DM: Let me ask you about the economy because obviously when you look at people’s concerns about politics at the moment, a lot of it, most of it is about the inability it seems of any politicians at the moment to change things, to get us back to growth. Does the Green Party feel that growth has become something of an obsession, an obsession we have to wean ourselves away from in that basic mathematics tells you you can’t have continual growth forever?
NB: Well that of course is a fact but it is a much broader question than that because growth is usually measured by GDP and GDP as many people are well aware, if you have a big crash on the motorway that increases your GDP because you have smashed up a whole lot of cars, you have got to repair them, people buy new cars, you’ve got to repair the motorway. Another classic one, Caroline Lucas’s favourite is if a father goes out and buys his child Dunkin’ Donuts for diner that’s good for GDP, if he cooks a nice home cooked meal from vegetables from the back garden, that’s bad for GDP. So what we need to do instead of looking at that really quite nonsense GDP figure is ask ourselves what are the good things that we need to do? We need to insulate homes so that we can cut fuel poverty, provide jobs and cut carbon emissions; we need to improve public transport, we need to provide essential services, do things like keep libraries open and we need to stop doing things like Trident nuclear weapons, stop doing things like thinking about building new nuclear power plants and stop doing things like building zombie roads that are just going to move …

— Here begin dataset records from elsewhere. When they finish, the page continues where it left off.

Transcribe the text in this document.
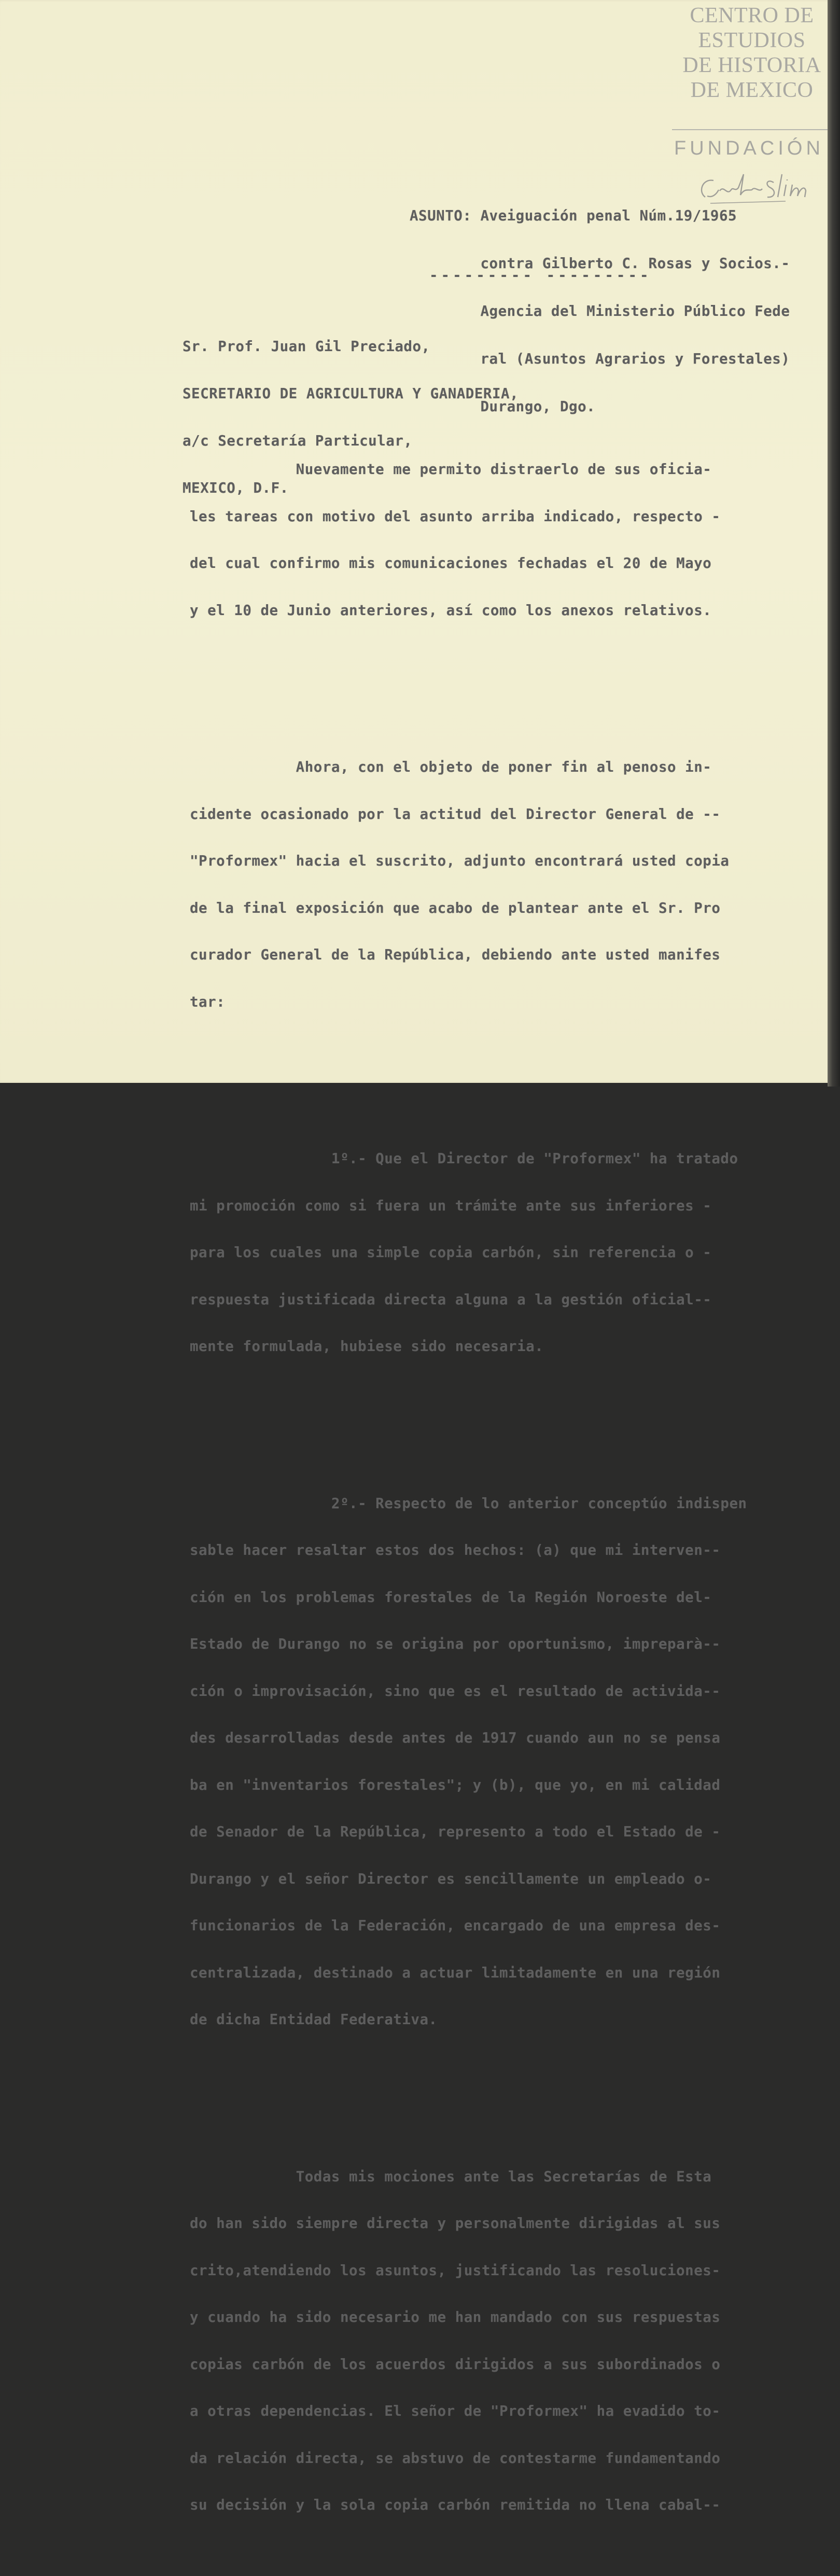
CENTRO DE
ESTUDIOS
DE HISTORIA
DE MEXICO
FUNDACIÓN

ASUNTO: Aveiguación penal Núm.19/1965

contra Gilberto C. Rosas y Socios.-

Agencia del Ministerio Público Fede

ral (Asuntos Agrarios y Forestales)

Durango, Dgo.

--------- ---------

Sr. Prof. Juan Gil Preciado,

SECRETARIO DE AGRICULTURA Y GANADERIA,

a/c Secretaría Particular,

MEXICO, D.F.

Nuevamente me permito distraerlo de sus oficia-

les tareas con motivo del asunto arriba indicado, respecto -

del cual confirmo mis comunicaciones fechadas el 20 de Mayo

y el 10 de Junio anteriores, así como los anexos relativos.

Ahora, con el objeto de poner fin al penoso in-

cidente ocasionado por la actitud del Director General de --

"Proformex" hacia el suscrito, adjunto encontrará usted copia

de la final exposición que acabo de plantear ante el Sr. Pro

curador General de la República, debiendo ante usted manifes

tar:

1º.- Que el Director de "Proformex" ha tratado

mi promoción como si fuera un trámite ante sus inferiores -

para los cuales una simple copia carbón, sin referencia o -

respuesta justificada directa alguna a la gestión oficial--

mente formulada, hubiese sido necesaria.

2º.- Respecto de lo anterior conceptúo indispen

sable hacer resaltar estos dos hechos: (a) que mi interven--

ción en los problemas forestales de la Región Noroeste del-

Estado de Durango no se origina por oportunismo, impreparà--

ción o improvisación, sino que es el resultado de activida--

des desarrolladas desde antes de 1917 cuando aun no se pensa

ba en "inventarios forestales"; y (b), que yo, en mi calidad

de Senador de la República, represento a todo el Estado de -

Durango y el señor Director es sencillamente un empleado o-

funcionarios de la Federación, encargado de una empresa des-

centralizada, destinado a actuar limitadamente en una región

de dicha Entidad Federativa.

Todas mis mociones ante las Secretarías de Esta

do han sido siempre directa y personalmente dirigidas al sus

crito,atendiendo los asuntos, justificando las resoluciones-

y cuando ha sido necesario me han mandado con sus respuestas

copias carbón de los acuerdos dirigidos a sus subordinados o

a otras dependencias. El señor de "Proformex" ha evadido to-

da relación directa, se abstuvo de contestarme fundamentando

su decisión y la sola copia carbón remitida no llena cabal--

DM: And something I am asking all the politicians on the show today, do we have to keep giving money to countries overseas through the Department for International Development?
NB: Very much so. We are part of the global community, this is our world, it’s the one world that we have and there are a lot of people in this world who are suffering very badly and we need to improve their quality of life.
DM: Do you think we give enough, should we give more of a percentage of GDP?
NB: We should give more, we should give 1% and if we look at what happened, the very sad events in Bangladesh a couple of days ago, we also have to look at what impact our economic activities, that £5 t-shirt on the high street has been paid for with hundreds of people’s lives in Bangladesh and we really have to ask questions about that kind of economy.
DM: Okay, Natalie Bennett, thank you very much indeed, very good to see you.
NB: Thank you.
DM: Natalie Bennett of the Green Party there.